Consequently, this has exposed Government’s inability to devotedly serve the people and we think that in the light of this, Pretoria can also share some blame for the xenophobic attacks.
Could be this is one of the huge reasons the South African government has not come out toughly to denounce the killings.
Some London residents who protested against the same killings yesterday marched to the South African High Commission with placards some which read “Ramaphosa, where are your balls”
Yesterday five people killed in attacks on foreigners in South Africa as Police fired rubber bullets and arrested 189 people in Alexandra amid rallies linked to anti-foreigner gush.
The situation in South Africa seems to be getting worse every day and far from being solved and now hence the livid reactions from Pretoria’s neighbours including Nigeria whose nationals took to the streets to vend their anger on the government of South Africa.
Students at the University of Zambia (UNZA) in Lusaka yesterday decided enough is enough and took to the streets to protest the xenophobic killings in South Africa.
They managed to force the closure of Lusaka’s Manda Hill, Arcades, East Park shopping centres which house some of South Africa’s giant chain shops such as Shoprite, Spar, Woolworths, Mr Price, Game, Ackerman, BBC1, and JETS to many but a few.
They later marched to the South African High Commission where they demanded to be addressed by the High Commissioner who refused to do so and this annoyed the students who set fire to sign post of the commission.
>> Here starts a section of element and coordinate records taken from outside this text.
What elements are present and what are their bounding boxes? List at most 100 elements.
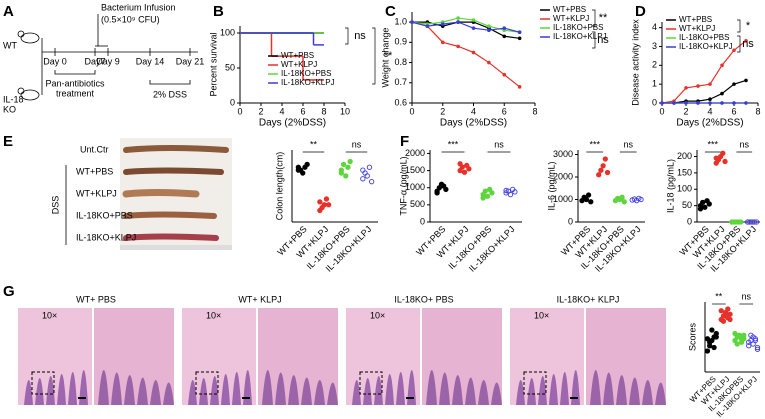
infusion-dose: (0.5×10⁹ CFU) bbox=[101, 14, 160, 24]
y-axis-label: Disease activity index bbox=[630, 19, 640, 106]
series-marker bbox=[696, 84, 700, 88]
villus bbox=[655, 382, 666, 405]
series-line bbox=[411, 21, 520, 88]
data-point bbox=[503, 187, 509, 194]
magnification: 10× bbox=[370, 310, 385, 320]
villus bbox=[642, 380, 653, 405]
villus bbox=[24, 380, 33, 405]
data-point bbox=[727, 316, 733, 323]
y-tick-label: 50 bbox=[682, 200, 692, 210]
series-marker bbox=[672, 101, 676, 105]
y-tick-label: 0 bbox=[230, 97, 235, 107]
data-point bbox=[457, 161, 463, 167]
x-axis-label: Days (2%DSS) bbox=[440, 118, 507, 129]
y-axis-label: IL-6 (pg/mL) bbox=[546, 161, 556, 210]
data-point bbox=[604, 169, 611, 176]
data-point bbox=[707, 339, 713, 345]
series-marker bbox=[517, 85, 522, 89]
series-marker bbox=[696, 101, 700, 105]
villus bbox=[603, 372, 614, 405]
significance-bracket bbox=[345, 27, 349, 45]
data-point bbox=[461, 169, 468, 175]
villus bbox=[549, 374, 558, 405]
timeline-drawing bbox=[17, 14, 198, 101]
data-point bbox=[321, 202, 327, 208]
data-point bbox=[619, 194, 625, 200]
data-point bbox=[748, 332, 754, 338]
mouse-label: WT bbox=[3, 40, 17, 50]
villus bbox=[538, 376, 547, 405]
image-title: IL-18KO+ PBS bbox=[394, 294, 453, 304]
panel-label: C bbox=[385, 3, 396, 20]
data-point bbox=[596, 172, 602, 178]
x-tick-label: 2 bbox=[258, 106, 263, 116]
series-marker bbox=[517, 36, 522, 41]
x-tick-label: 0 bbox=[659, 106, 664, 116]
group-label: IL-18KO+KLPJ bbox=[76, 232, 136, 242]
villus bbox=[288, 375, 299, 405]
legend-label: WT+PBS bbox=[679, 15, 712, 24]
group-label: WT+KLPJ bbox=[76, 188, 117, 198]
significance-bracket bbox=[737, 19, 741, 33]
data-point bbox=[697, 206, 704, 212]
x-tick-label: 2 bbox=[683, 106, 688, 116]
villus bbox=[452, 375, 463, 405]
treatment-label: treatment bbox=[56, 88, 95, 98]
data-point bbox=[725, 306, 731, 312]
data-point bbox=[360, 176, 366, 182]
image-title: WT+ PBS bbox=[76, 294, 116, 304]
significance-bracket bbox=[592, 31, 596, 49]
villus bbox=[79, 370, 88, 405]
data-point bbox=[702, 204, 708, 210]
data-point bbox=[602, 156, 608, 162]
villus bbox=[527, 378, 536, 405]
group-label: Unt.Ctr bbox=[80, 144, 109, 154]
legend-label: WT+KLPJ bbox=[281, 60, 317, 69]
y-tick-label: 100 bbox=[220, 27, 235, 37]
significance: ns bbox=[623, 139, 633, 149]
data-point bbox=[364, 173, 370, 179]
data-point bbox=[729, 219, 735, 225]
series-marker bbox=[456, 20, 460, 24]
villus bbox=[516, 380, 525, 405]
y-tick-label: 0 bbox=[420, 216, 425, 226]
villus bbox=[439, 372, 450, 405]
data-point bbox=[754, 346, 761, 352]
data-point bbox=[484, 193, 491, 199]
data-point bbox=[480, 195, 486, 201]
series-marker bbox=[517, 30, 522, 35]
x-tick-label: 4 bbox=[471, 106, 476, 116]
histology-images bbox=[18, 308, 666, 405]
y-tick-label: 4 bbox=[652, 22, 657, 32]
y-tick-label: 150 bbox=[677, 167, 692, 177]
group-label: DSS bbox=[50, 196, 60, 215]
villus bbox=[407, 370, 416, 405]
villus bbox=[137, 377, 148, 405]
y-tick-label: 2 bbox=[652, 60, 657, 70]
series-marker bbox=[487, 60, 491, 65]
data-point bbox=[704, 348, 711, 354]
villus bbox=[199, 378, 208, 405]
x-tick-label: 6 bbox=[502, 106, 507, 116]
data-point bbox=[718, 308, 724, 314]
x-tick-label: 10 bbox=[340, 106, 350, 116]
series-marker bbox=[708, 101, 712, 105]
villus bbox=[374, 376, 383, 405]
significance: ** bbox=[599, 12, 608, 24]
data-point bbox=[600, 163, 606, 169]
series-marker bbox=[471, 50, 476, 55]
significance: ns bbox=[597, 34, 609, 46]
data-point bbox=[598, 167, 604, 173]
villus bbox=[491, 382, 502, 405]
data-point bbox=[753, 219, 760, 225]
group-label: WT+PBS bbox=[76, 166, 113, 176]
series-marker bbox=[720, 63, 724, 68]
series-marker bbox=[425, 24, 430, 28]
series-marker bbox=[440, 40, 445, 45]
data-point bbox=[722, 158, 728, 165]
villus bbox=[68, 372, 77, 405]
y-tick-label: 0 bbox=[687, 216, 692, 226]
legend-label: IL-18KO+KLPJ bbox=[281, 78, 335, 87]
data-point bbox=[722, 313, 729, 319]
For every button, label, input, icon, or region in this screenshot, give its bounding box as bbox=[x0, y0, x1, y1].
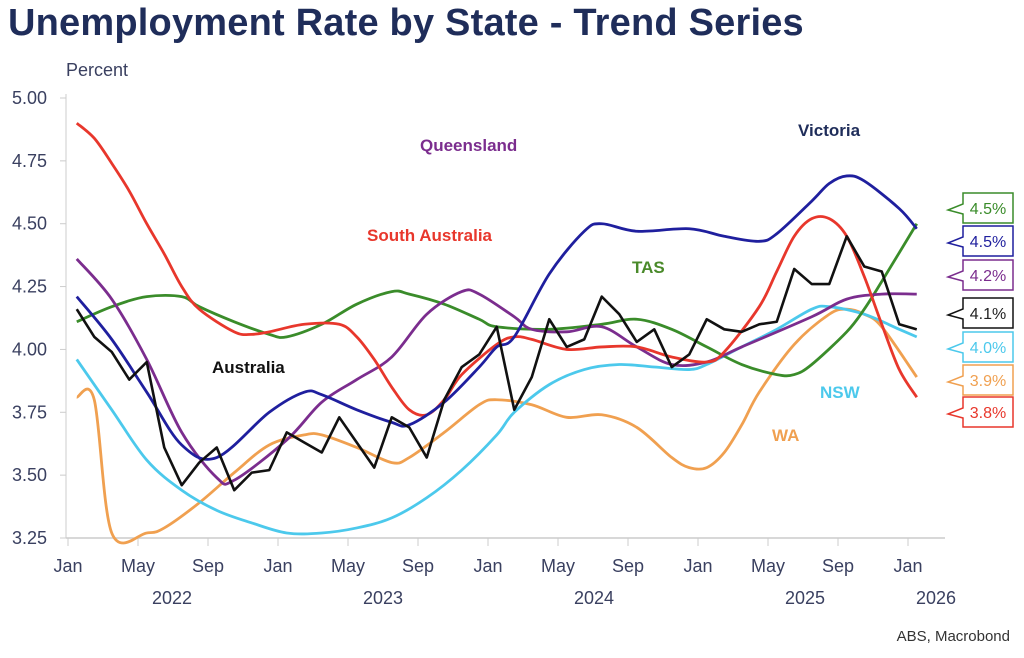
series-line-tas bbox=[76, 222, 918, 378]
x-tick-label: May bbox=[331, 556, 365, 576]
end-value-label: 4.5% bbox=[970, 201, 1006, 218]
end-value-callout bbox=[945, 192, 1014, 224]
series-label-wa: WA bbox=[772, 426, 799, 445]
series-label-australia: Australia bbox=[212, 358, 285, 377]
year-label: 2026 bbox=[916, 588, 956, 608]
x-tick-label: May bbox=[751, 556, 785, 576]
x-tick-label: May bbox=[121, 556, 155, 576]
series-line-queensland bbox=[75, 257, 917, 486]
series-label-queensland: Queensland bbox=[420, 136, 517, 155]
year-label: 2022 bbox=[152, 588, 192, 608]
series-line-south-australia bbox=[75, 122, 918, 417]
end-value-callout bbox=[945, 331, 1014, 363]
end-value-label: 3.8% bbox=[970, 405, 1006, 422]
y-tick-label: 4.00 bbox=[12, 339, 47, 359]
y-tick-label: 3.25 bbox=[12, 528, 47, 548]
x-tick-label: Sep bbox=[192, 556, 224, 576]
series-line-wa bbox=[76, 307, 918, 545]
series-line-victoria bbox=[75, 174, 918, 461]
x-tick-label: Sep bbox=[612, 556, 644, 576]
series-label-nsw: NSW bbox=[820, 383, 861, 402]
y-tick-label: 4.75 bbox=[12, 151, 47, 171]
end-value-label: 4.5% bbox=[970, 234, 1006, 251]
series-line-australia bbox=[75, 234, 918, 492]
x-tick-label: Sep bbox=[402, 556, 434, 576]
x-tick-label: Jan bbox=[473, 556, 502, 576]
chart-title: Unemployment Rate by State - Trend Serie… bbox=[8, 2, 804, 44]
series-label-south-australia: South Australia bbox=[367, 226, 493, 245]
series-line-nsw bbox=[75, 304, 918, 536]
series-label-tas: TAS bbox=[632, 258, 665, 277]
y-tick-label: 4.25 bbox=[12, 277, 47, 297]
y-tick-label: 3.75 bbox=[12, 402, 47, 422]
x-tick-label: May bbox=[541, 556, 575, 576]
end-value-callout bbox=[945, 297, 1014, 329]
y-axis-label: Percent bbox=[66, 60, 128, 80]
year-label: 2025 bbox=[785, 588, 825, 608]
y-tick-label: 4.50 bbox=[12, 214, 47, 234]
x-tick-label: Sep bbox=[822, 556, 854, 576]
x-tick-label: Jan bbox=[893, 556, 922, 576]
end-value-label: 4.0% bbox=[970, 340, 1006, 357]
year-label: 2023 bbox=[363, 588, 403, 608]
x-tick-label: Jan bbox=[263, 556, 292, 576]
end-value-callout bbox=[945, 225, 1014, 257]
y-tick-label: 3.50 bbox=[12, 465, 47, 485]
year-label: 2024 bbox=[574, 588, 614, 608]
x-tick-label: Jan bbox=[53, 556, 82, 576]
x-tick-label: Jan bbox=[683, 556, 712, 576]
y-tick-label: 5.00 bbox=[12, 88, 47, 108]
end-value-callout bbox=[945, 364, 1014, 396]
end-value-callout bbox=[945, 396, 1014, 428]
series-label-victoria: Victoria bbox=[798, 121, 861, 140]
end-value-label: 4.2% bbox=[970, 268, 1006, 285]
end-value-label: 4.1% bbox=[970, 306, 1006, 323]
end-value-callout bbox=[945, 259, 1014, 291]
end-value-label: 3.9% bbox=[970, 373, 1006, 390]
source-note: ABS, Macrobond bbox=[897, 628, 1010, 645]
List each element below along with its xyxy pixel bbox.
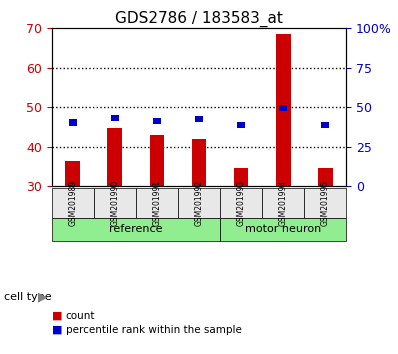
FancyBboxPatch shape [136, 188, 178, 218]
Text: reference: reference [109, 224, 163, 234]
Bar [276, 34, 291, 187]
Text: GSM201993: GSM201993 [236, 180, 246, 226]
FancyBboxPatch shape [304, 188, 346, 218]
Bar [111, 115, 119, 121]
Text: percentile rank within the sample: percentile rank within the sample [66, 325, 242, 335]
FancyBboxPatch shape [220, 218, 346, 241]
Text: motor neuron: motor neuron [245, 224, 321, 234]
Text: count: count [66, 310, 95, 321]
Text: ■: ■ [52, 310, 62, 321]
Text: ■: ■ [52, 325, 62, 335]
Bar [107, 128, 122, 187]
Text: GSM201991: GSM201991 [152, 180, 162, 226]
Text: cell type: cell type [4, 292, 52, 302]
Text: GSM201992: GSM201992 [195, 180, 203, 226]
Bar [237, 122, 245, 128]
Text: ▶: ▶ [38, 291, 47, 304]
Bar [65, 161, 80, 187]
FancyBboxPatch shape [220, 188, 262, 218]
Bar [150, 135, 164, 187]
FancyBboxPatch shape [94, 188, 136, 218]
Bar [69, 119, 76, 126]
FancyBboxPatch shape [262, 188, 304, 218]
Bar [153, 118, 161, 124]
Bar [195, 116, 203, 122]
Bar [318, 167, 333, 187]
Text: GSM201989: GSM201989 [68, 180, 77, 226]
FancyBboxPatch shape [52, 188, 94, 218]
Bar [322, 122, 329, 128]
FancyBboxPatch shape [178, 188, 220, 218]
Bar [192, 139, 206, 187]
Text: GSM201994: GSM201994 [279, 180, 288, 226]
Bar [279, 105, 287, 112]
Text: GSM201990: GSM201990 [110, 180, 119, 226]
FancyBboxPatch shape [52, 218, 220, 241]
Text: GDS2786 / 183583_at: GDS2786 / 183583_at [115, 11, 283, 27]
Bar [234, 167, 248, 187]
Text: GSM201995: GSM201995 [321, 180, 330, 226]
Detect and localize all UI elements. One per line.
But police managed to put out the fire much to the annoyance of the students who ran amok and this forced the law enforcers to fire in the air to scare away the irate students.
The show ended up in police arresting eight students, among them president of Zambia National Students Union (ZANASU) Misheck Kakonde.
In Kazungula there were reports of Zambians descending on South African truck drivers in retaliation of xenophobic killings of their brother and sisters in South Africa.
In Nigeria there are reports of people burning down an MTN communication tower while Shoprite shops too came under fierce attacks by Nigerians.
We think all this is hardly necessary if the issue was given the attention it deserves by both the South African government and involved stakeholders.
Now that South African President Cyril Ramaphosa appears to be waking from slumber because the situation is definitely getting uglier and vowing to clamp down on what he described as “acts of wanton violence”, that can be a good starting point.
We hear also that the African Union (AU) and Nigeria have similarly sounded the apprehension. This too is good because a lasting solution to these xenophobic killings and violence needs to be found and found fast.